The starting rotation for the 1990 New York Yankees pitched so poorly that I clearly remember thinking the team’s manager, Stump Merrill should seriously have considered letting his bullpen start games. The combined record of starters Tim Leary, Andy Hawkins, Dave LaPoint, Chuck Cary and Mike Witt was a woeful 32-59 that season. The team’s top five relievers on the other hand had a combined record of 26-20 plus 36 saves by closer Dave Righetti. In fact, one of those relievers, right-hander Lee Guetterman actually led the entire staff in wins that year with 11.
Today’s Pinstripe Birthday celebrant was a member of that 1990 Yankee bullpen. Jeff Robinson had made his big league debut as a starter with the San Francisco Giants in 1984, putting together a 7-15 record in 33 starts during his rookie season. He then spent most of the next season back in the Pacific Coast League and when he reemerged in San Francisco in 1986 he had been converted into a reliever. During the next five seasons he evolved into one of the NL’s better bullpen pitchers. His best year happened in 1988. By then, this native of Santa Ana, CA had been traded to Pittsburgh. He went 11-5 that season with 9 saves and an ERA of 3.03. In 1989, the Pirates converted Robinson back into a starter during the second half of that year and the results were pretty ugly. After winning his first three starts, the big right-hander lost 7 of his final 9 decisions and was traded to the Yankees that December, as part of the trade that sent catcher Don Slaught to Pittsburgh.

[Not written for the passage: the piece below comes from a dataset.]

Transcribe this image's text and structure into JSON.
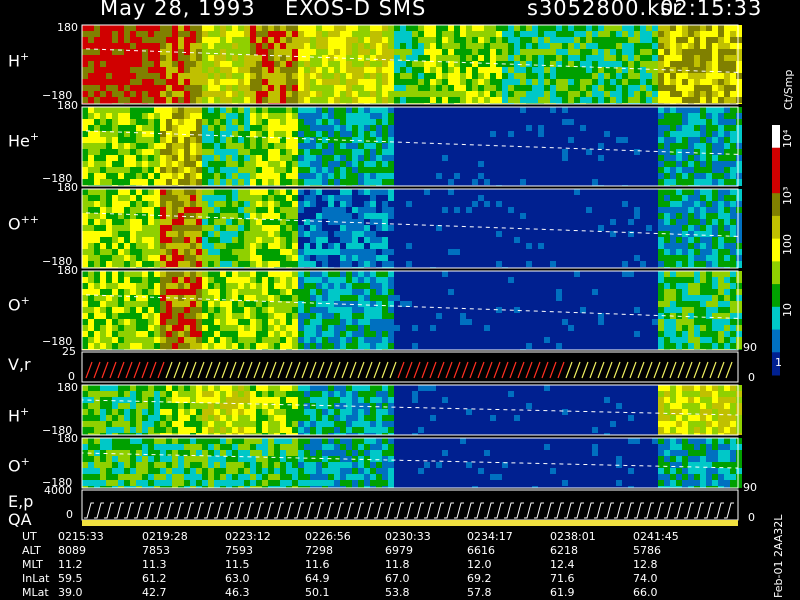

Robinson appeared in 54 games for New York in 1990. He pitched pretty well, going 3-6 with a 3.45 ERA and 57 strikeouts in the 57 innings he pitched that season. Merrill inserted him in the rotation in mid July and he won two of his first three starts impressively. In his fourth start he gave up 4 runs to Detroit in 5 and 1/3 innings and then was sent back to the bullpen, where he remained for the rest of the season.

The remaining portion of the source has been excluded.